Ele ressalta que, no Brasil, os modelos que traçam cenários para 2050 e 2100, levando em conta a questão climática, trazem muitas incertezas - na mesma região, alguns apontam para mais chuvas, outros falam em redução. Mas é fácil arriscar o quadro que se esboça em regiões como a Grande São Paulo, onde a disponibilidade de água por habitante/ano é de 300 metros cúbicos, muito abaixo do limite ideal recomendado, de 2 mil metros cúbicos por habitante ao ano, e com as áreas de planícies de inundação ocupadas. "Se acontecer alteração no regime de chuvas para mais, a região sofre com enchentes mais recorrentes; se o cenário pender para o outro lado, de mais seca, a região, que tem 1/3 do abastecimento de água proveniente da bacia do Piracicaba, já sem mais disponibilidade, vai ter problemas de falta de água."
No Rio, o quadro não é melhor. Praticamente 80% do Estado vive da água do Paraíba do Sul, que nasce em São Paulo - sinal de alerta, se os paulistas precisarem desta fonte. Na outra ponta, o Paraíba está cada vez mais assoreado - o que significa que transborda mais facilmente. Nestas fraquezas urbanas, que o aquecimento global só agrava, é preciso trabalhar rapidamente em sistemas de esgoto mais eficientes e na redução dos vazamentos, aponta Neves. No semi-árido nordestino, área que deve sofrer ainda mais com a alta das temperaturas, ele fala na urgência em se ter sistemas que armazenem água para os poucos meses de chuva, como cisternas de 16 mil litros.
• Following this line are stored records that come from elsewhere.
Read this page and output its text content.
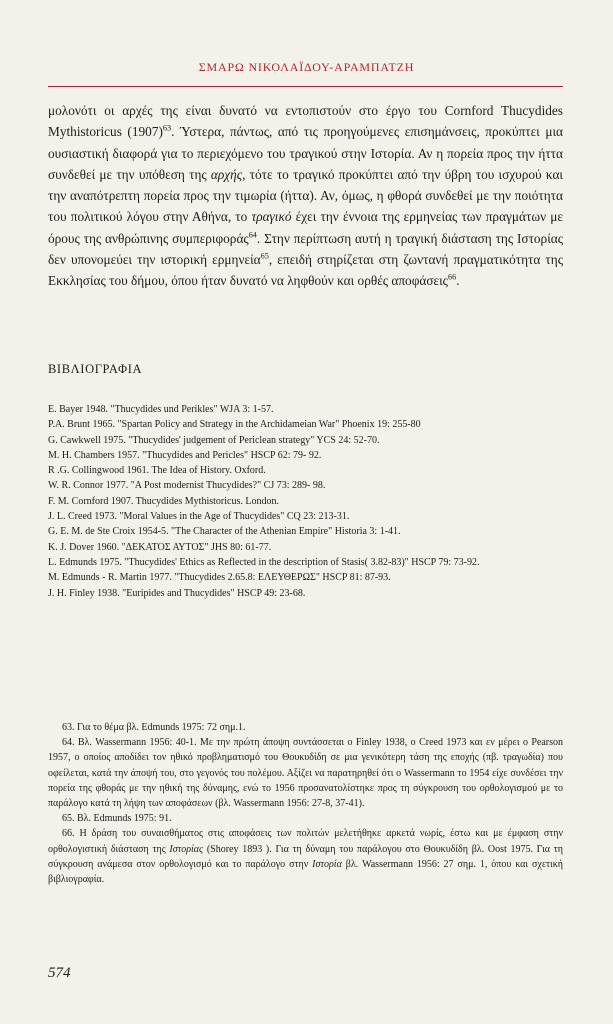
ΣΜΑΡΩ ΝΙΚΟΛΑΪΔΟΥ-ΑΡΑΜΠΑΤΖΗ

μολονότι οι αρχές της είναι δυνατό να εντοπιστούν στο έργο του Cornford Thucydides Mythistoricus $(1907)^{63}$. Ύστερα, πάντως, από τις προηγούμενες επισημάνσεις, προκύπτει μια ουσιαστική διαφορά για το περιεχόμενο του τραγικού στην Ιστορία. Αν η πορεία προς την ήττα συνδεθεί με την υπόθεση της αρχής, τότε το τραγικό προκύπτει από την ύβρη του ισχυρού και την αναπότρεπτη πορεία προς την τιμωρία (ήττα). Αν, όμως, η φθορά συνδεθεί με την ποιότητα του πολιτικού λόγου στην Αθήνα, το τραγικό έχει την έννοια της ερμηνείας των πραγμάτων με όρους της ανθρώπινης συμπεριφοράς$^{64}$. Στην περίπτωση αυτή η τραγική διάσταση της Ιστορίας δεν υπονομεύει την ιστορική ερμηνεία$^{65}$, επειδή στηρίζεται στη ζωντανή πραγματικότητα της Εκκλησίας του δήμου, όπου ήταν δυνατό να ληφθούν και ορθές αποφάσεις$^{66}$.

ΒΙΒΛΙΟΓΡΑΦΙΑ
E. Bayer 1948. "Thucydides und Perikles" WJA 3: 1-57.
P.A. Brunt 1965. "Spartan Policy and Strategy in the Archidameian War" Phoenix 19: 255-80
G. Cawkwell 1975. "Thucydides' judgement of Periclean strategy" YCS 24: 52-70.
M. H. Chambers 1957. "Thucydides and Pericles" HSCP 62: 79- 92.
R .G. Collingwood 1961. The Idea of History. Oxford.
W. R. Connor 1977. "A Post modernist Thucydides?" CJ 73: 289- 98.
F. M. Cornford 1907. Thucydides Mythistoricus. London.
J. L. Creed 1973. "Moral Values in the Age of Thucydides" CQ 23: 213-31.
G. E. M. de Ste Croix 1954-5. "The Character of the Athenian Empire" Historia 3: 1-41.
K. J. Dover 1960. "ΔΕΚΑΤΟΣ ΑΥΤΟΣ" JHS 80: 61-77.
L. Edmunds 1975. "Thucydides' Ethics as Reflected in the description of Stasis( 3.82-83)" HSCP 79: 73-92.
M. Edmunds - R. Martin 1977. "Thucydides 2.65.8: ΕΛΕΥΘΕΡΩΣ" HSCP 81: 87-93.
J. H. Finley 1938. "Euripides and Thucydides" HSCP 49: 23-68.

63. Για το θέμα βλ. Edmunds 1975: 72 σημ.1.

64. Βλ. Wassermann 1956: 40-1. Με την πρώτη άποψη συντάσσεται ο Finley 1938, ο Creed 1973 και εν μέρει ο Pearson 1957, ο οποίος αποδίδει τον ηθικό προβληματισμό του Θουκυδίδη σε μια γενικότερη τάση της εποχής (πβ. τραγωδία) που οφείλεται, κατά την άποψή του, στο γεγονός του πολέμου. Αξίζει να παρατηρηθεί ότι ο Wassermann το 1954 είχε συνδέσει την πορεία της φθοράς με την ηθική της δύναμης, ενώ το 1956 προσανατολίστηκε προς τη σύγκρουση του ορθολογισμού με το παράλογο κατά τη λήψη των αποφάσεων (βλ. Wassermann 1956: 27-8, 37-41).

65. Βλ. Edmunds 1975: 91.

66. Η δράση του συναισθήματος στις αποφάσεις των πολιτών μελετήθηκε αρκετά νωρίς, έστω και με έμφαση στην ορθολογιστική διάσταση της Ιστορίας (Shorey 1893 ). Για τη δύναμη του παράλογου στο Θουκυδίδη βλ. Oost 1975. Για τη σύγκρουση ανάμεσα στον ορθολογισμό και το παράλογο στην Ιστορία βλ. Wassermann 1956: 27 σημ. 1, όπου και σχετική βιβλιογραφία.

574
De 22 estudos feitos na Amazônia, 19 demonstraram que, alterando a vegetação, o volume de chuva se reduz. Na questão climática, a floresta parece ser, ora vítima ora algoz. As queimadas colocam o Brasil como o quarto país emissor de gases-estufa do mundo; mas com o aumento da temperatura, a mata sofre. "O risco da mudança climática é certo, mas se estivermos estruturados para gerenciar os recursos naturais de forma mais adequada, estaremos melhor preparados."
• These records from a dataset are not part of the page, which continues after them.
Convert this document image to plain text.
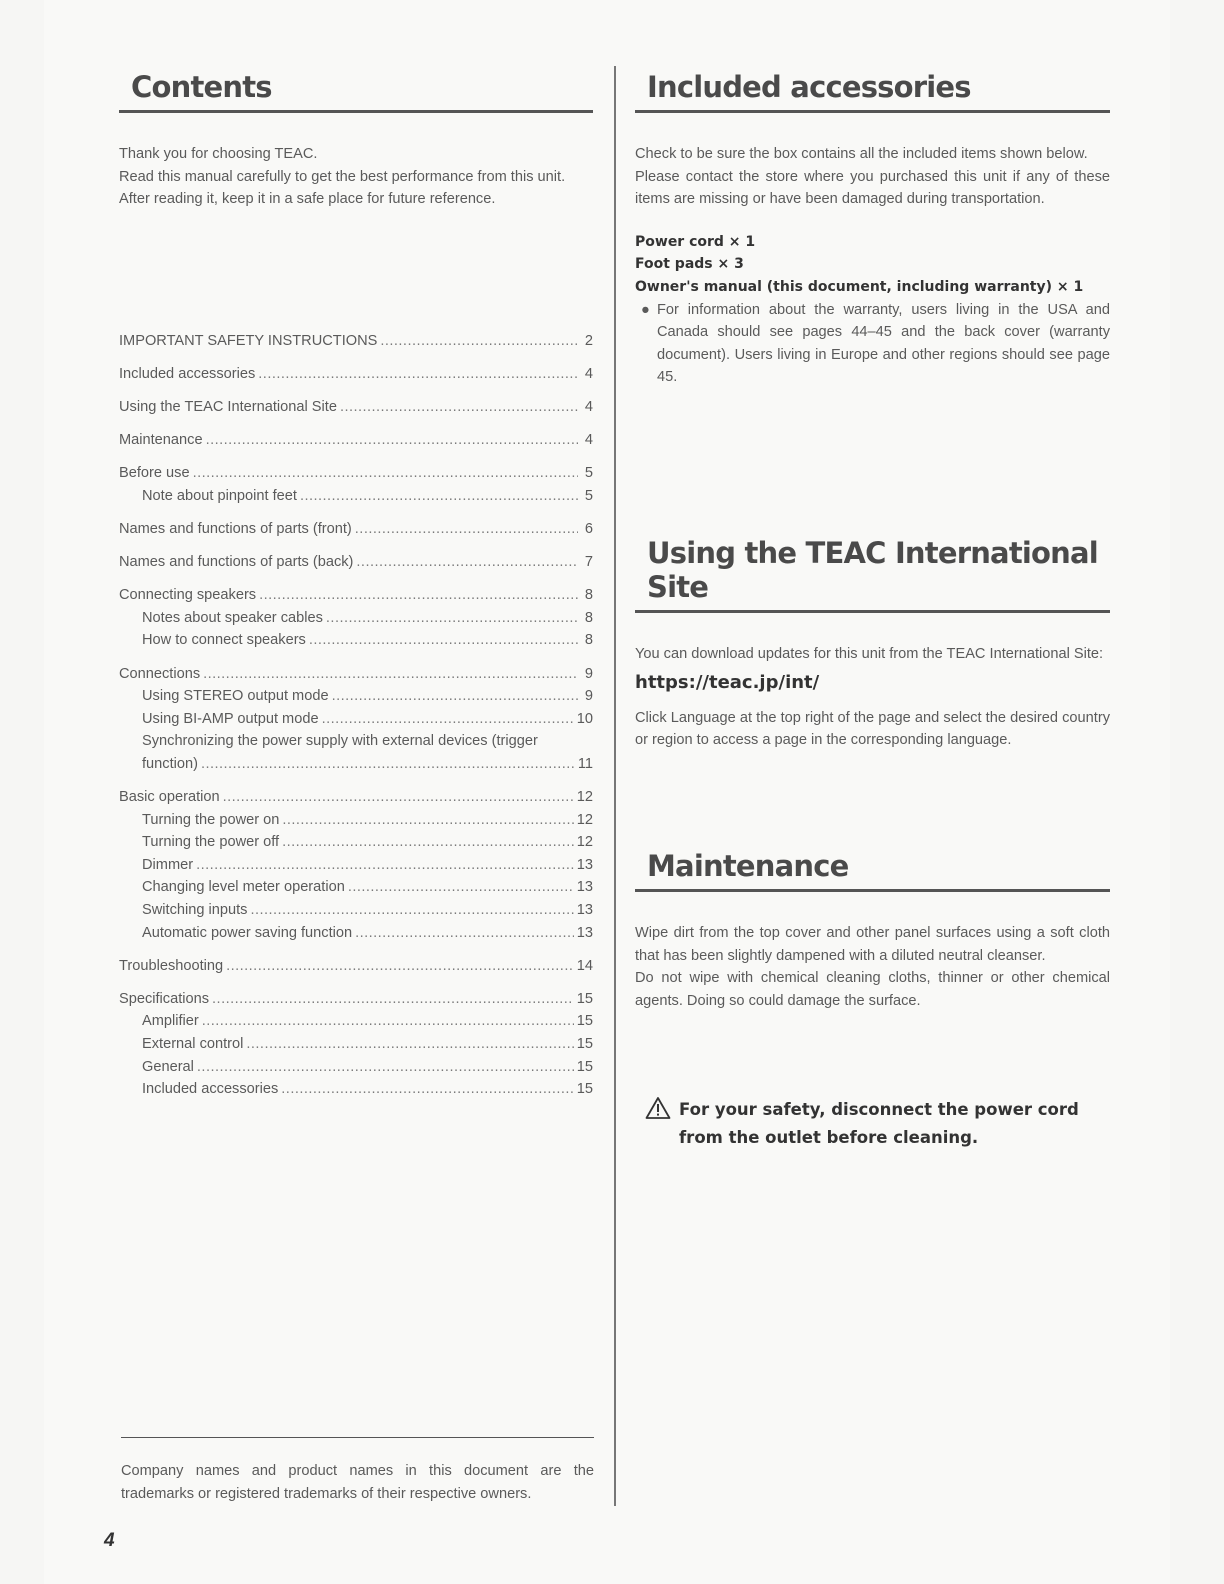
Contents

Thank you for choosing TEAC.

Read this manual carefully to get the best performance from this unit.

After reading it, keep it in a safe place for future reference.

IMPORTANT SAFETY INSTRUCTIONS . . .	2
Included accessories . . .	4
Using the TEAC International Site . . .	4
Maintenance . . .	4
Before use . . .	5
Note about pinpoint feet . . .	5
Names and functions of parts (front) . . .	6
Names and functions of parts (back) . . .	7
Connecting speakers . . .	8
Notes about speaker cables . . .	8
How to connect speakers . . .	8
Connections . . .	9
Using STEREO output mode . . .	9
Using BI-AMP output mode . . .	10
Synchronizing the power supply with external devices (trigger
function) . . .	11
Basic operation . . .	12
Turning the power on . . .	12
Turning the power off . . .	12
Dimmer . . .	13
Changing level meter operation . . .	13
Switching inputs . . .	13
Automatic power saving function . . .	13
Troubleshooting . . .	14
Specifications . . .	15
Amplifier . . .	15
External control . . .	15
General . . .	15
Included accessories . . .	15
Company names and product names in this document are the trademarks or registered trademarks of their respective owners.
4
Included accessories

Check to be sure the box contains all the included items shown below.

Please contact the store where you purchased this unit if any of these items are missing or have been damaged during transportation.

Power cord × 1
Foot pads × 3
Owner's manual (this document, including warranty) × 1
● For information about the warranty, users living in the USA and Canada should see pages 44–45 and the back cover (warranty document). Users living in Europe and other regions should see page 45.
Using the TEAC International Site

You can download updates for this unit from the TEAC International Site:

https://teac.jp/int/

Click Language at the top right of the page and select the desired country or region to access a page in the corresponding language.

Maintenance

Wipe dirt from the top cover and other panel surfaces using a soft cloth that has been slightly dampened with a diluted neutral cleanser.

Do not wipe with chemical cleaning cloths, thinner or other chemical agents. Doing so could damage the surface.

For your safety, disconnect the power cord from the outlet before cleaning.
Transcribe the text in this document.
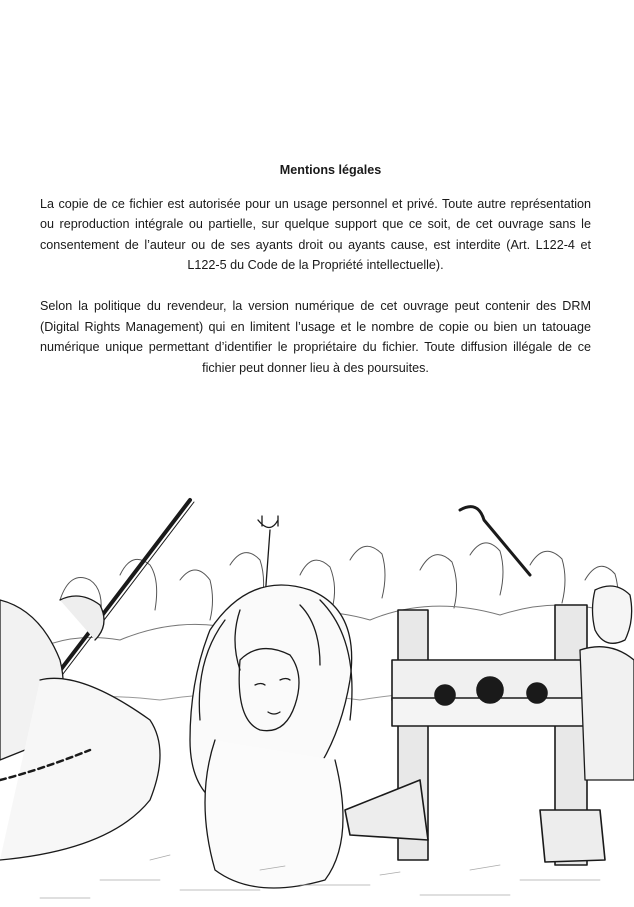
Mentions légales

La copie de ce fichier est autorisée pour un usage personnel et privé. Toute autre représentation ou reproduction intégrale ou partielle, sur quelque support que ce soit, de cet ouvrage sans le consentement de l’auteur ou de ses ayants droit ou ayants cause, est interdite (Art. L122-4 et L122-5 du Code de la Propriété intellectuelle).

Selon la politique du revendeur, la version numérique de cet ouvrage peut contenir des DRM (Digital Rights Management) qui en limitent l’usage et le nombre de copie ou bien un tatouage numérique unique permettant d’identifier le propriétaire du fichier. Toute diffusion illégale de ce fichier peut donner lieu à des poursuites.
Ulisses Confalonieri, especialista em epidemiologia de doenças transmissíveis, professor da Universidade Federal Fluminense e da Fiocruz, coordenou um projeto do Ministério da Ciência e Tecnologia que mapeou a vulnerabilidade de todos os Estados brasileiros, considerando aspectos sócio-econômicos, de saúde e de clima. O trabalho não esboçou cenários, retratou a situação de 2000 e 2001, estudou seis doenças transmissíveis (dengue, malária, cólera, leptospirose) e criou um índice de vulnerabilidade. Alagoas despontou como o Estado mais frágil, o Distrito Federal como o de melhor situação. "Com eventos extremos climáticos aumentados, as doenças de veiculação hídrica aumentam", registra. "As pessoas migram e pode ocorrer redistribuição de doenças." E nas áreas urbanas, o clima alterado afeta a poluição atmosférica, com complicações de saúde pública.